Station Eleven received critical acclaim that it well deserves. The book tells the unlikely story of a wandering group of actors performing Shakespeare in the remote outposts of what is left of civilization in the Great Lakes region of the U.S., twenty years after a pandemic. Lots of other stuff happens too.

“What’s key here, I think, is that Mandel doesn’t dwell on the apocalypse,” says Todd VanDerWerff in his review in Vox. Instead, the author paints a vivid portrait of the every-day existence of her characters, bringing the sense of what this would feel like so much closer than a more violent, extreme portrayal.

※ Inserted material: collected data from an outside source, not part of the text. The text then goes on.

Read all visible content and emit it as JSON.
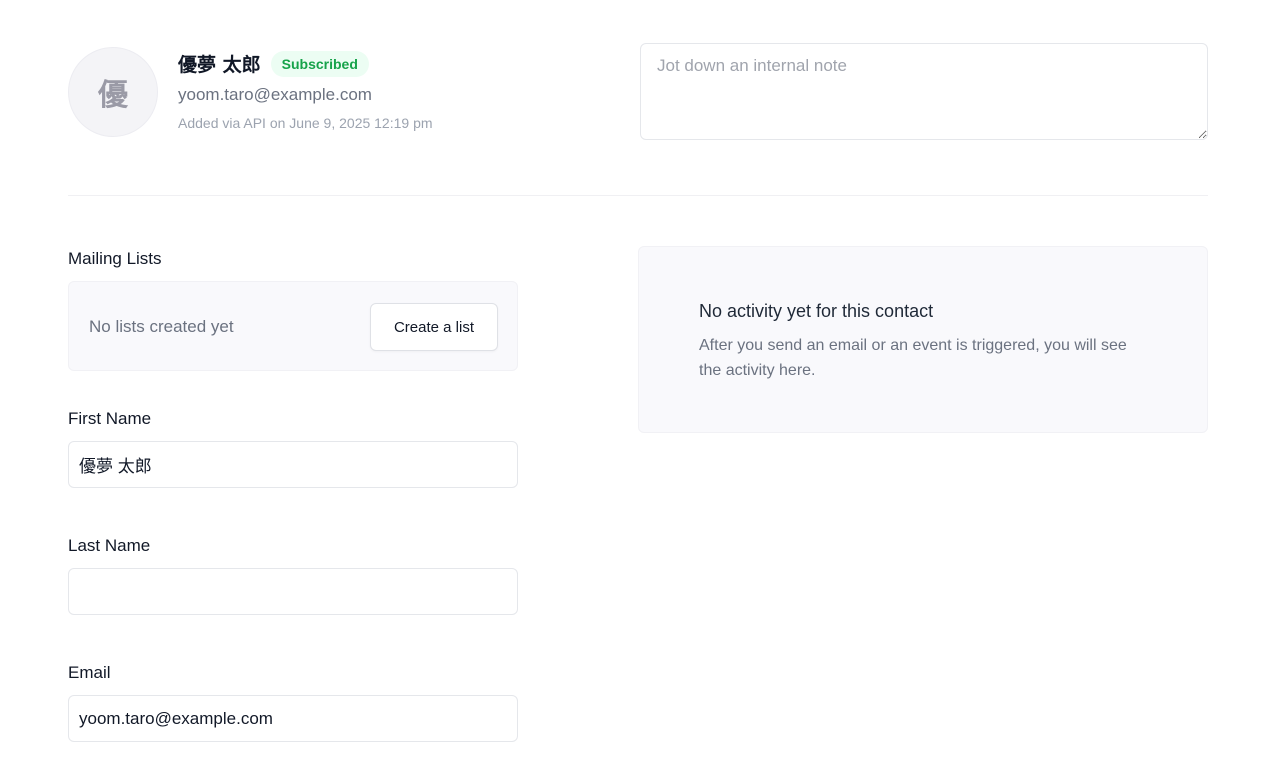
{
  "contact": {
    "avatar_initial": "優",
    "name": "優夢 太郎",
    "status_badge": "Subscribed",
    "email": "yoom.taro@example.com",
    "added_meta": "Added via API on June 9, 2025 12:19 pm"
  },
  "note": {
    "placeholder": "Jot down an internal note",
    "value": ""
  },
  "mailing_lists": {
    "label": "Mailing Lists",
    "empty_text": "No lists created yet",
    "create_button": "Create a list"
  },
  "fields": {
    "first_name": {
      "label": "First Name",
      "value": "優夢 太郎"
    },
    "last_name": {
      "label": "Last Name",
      "value": ""
    },
    "email": {
      "label": "Email",
      "value": "yoom.taro@example.com"
    }
  },
  "activity": {
    "title": "No activity yet for this contact",
    "description": "After you send an email or an event is triggered, you will see the activity here."
  },
  "colors": {
    "badge_text": "#16a34a",
    "badge_bg": "#ecfdf3",
    "panel_bg": "#f9f9fc"
  }
}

Into the Forest by Jean Hegland

Two teen girls and their dad live in an idyllic woodsy grove, but with all the conveniences and technology to which we’re accustomed. Slowly they begin to see things crumbling around them. They’re not sure why, but after a while, the “why” no longer matters. It’s a scary, beautiful, realistic portrayal of how regular people can reach beyond themselves in the face of fear and uncertainty. If you need something for movie night, Patricia Rozema wrote and directed a movie based on this book starring Evan Rachel Wood and Ellen Page. It’s well done and true to the book.

Good Morning, Midnight by Lily Brooks-Dalton

This is quite simply one of the best books I have ever read. The apocalypse, as with Station Eleven, is in the background, yet it propels the story arc. The book follows two isolated groups of people—one in space, one in the Arctic—who begin to suspect that something terrible has overcome the Earth, but are limited in their communications with the rest of the planet. I’ll stop here to avoid spoilers.

One final thought: Maybe my fondness for post-apocalypse literature is just whistling in the dark. Lately, whenever I check the news, I feel the uncontrollable urge to say “Ribbit”.